Highly pathogenic H7N3 avian influenza has been detected in a commercial poultry operation in Saskatchewan, the Canadian Food Inspection Agency (CFIA) announced. This virus is not the same as the strain circulating in Asia, Africa and Europe, which has been associated with human illness.
H7N3 is not normally associated with serious human illness.
Avian influenza viruses do not pose risks to food safety when poultry and poultry products are properly handled and cooked. In this case, the affected birds were not destined for immediate slaughter and were not producing eggs for human consumption.
All birds on the infected premises will be humanely euthanized and disposed of in accordance with provincial regulations and internationally accepted disease control guidelines. Normally, birds on any commercial operations within one kilometre of an infected premises would also be destroyed, but early information indicates that no such operations are present in the immediate area.
Once all birds have been removed, the CFIA will oversee the cleaning and disinfection of the barns, vehicles, equipment and tools to eliminate any infectious material that may remain.
To limit any potential virus spread, the CFIA will apply restrictions on the movement of poultry and poultry products within three kilometres of the infected premises. As an additional safeguard, any poultry operations within ten kilometres of the infected premises will be closely and regularly monitored for signs of illness.
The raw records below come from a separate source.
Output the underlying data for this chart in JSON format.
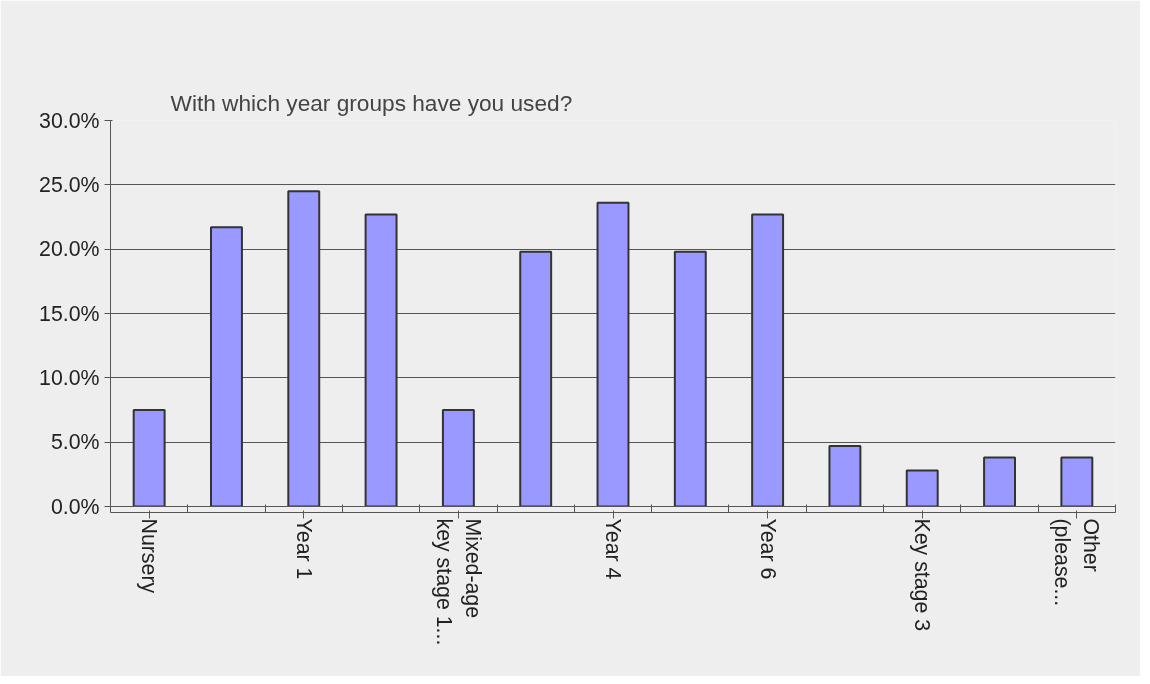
{
  "chart_data": {
    "type": "bar",
    "title": "With which year groups have you used?",
    "categories": [
      "Nursery",
      null,
      "Year 1",
      null,
      "Mixed-age\nkey stage 1...",
      null,
      "Year 4",
      null,
      "Year 6",
      null,
      "Key stage 3",
      null,
      "Other\n(please..."
    ],
    "values": [
      7.5,
      21.7,
      24.5,
      22.7,
      7.5,
      19.8,
      23.6,
      19.8,
      22.7,
      4.7,
      2.8,
      3.8,
      3.8
    ],
    "color": "#9999ff",
    "ylim": [
      0,
      30
    ],
    "yticks": [
      {
        "value": 0,
        "label": "0.0%"
      },
      {
        "value": 5,
        "label": "5.0%"
      },
      {
        "value": 10,
        "label": "10.0%"
      },
      {
        "value": 15,
        "label": "15.0%"
      },
      {
        "value": 20,
        "label": "20.0%"
      },
      {
        "value": 25,
        "label": "25.0%"
      },
      {
        "value": 30,
        "label": "30.0%"
      }
    ],
    "grid": "y"
  }
}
The CFIA is investigating the recent movement of birds, bird products and equipment onto and off of the property. Through this activity, additional cases of infection may be detected.
The CFIA’s actions are consistent with internationally recognized animal health guidelines and the CFIA’s established avian influenza response protocols.
It may be difficult to identify the source of the virus, but the possibility of exposure to wild waterfowl-which are the natural hosts for the virus-cannot be discounted. Poultry owners are urged to take an active role in protecting their flocks by keeping them away from wild birds and areas frequented by wild birds.
Under the Health of Animals Act, the CFIA has authority to compensate producers for animals ordered destroyed during disease responses. The producer might also be eligible for assistance under other Government of Canada or provincial programs.
The Province of Saskatchewan and industry are actively collaborating in this response effort. The CFIA wishes to acknowledge the responsible actions of the owner, who reported signs of illness at the earliest possible moment. This commitment to animal health protection has maximized the Agency’s ability to contain and eliminate this situation as quickly as possible.
New information emerging from the CFIA’s activities will be provided to the public as it becomes available.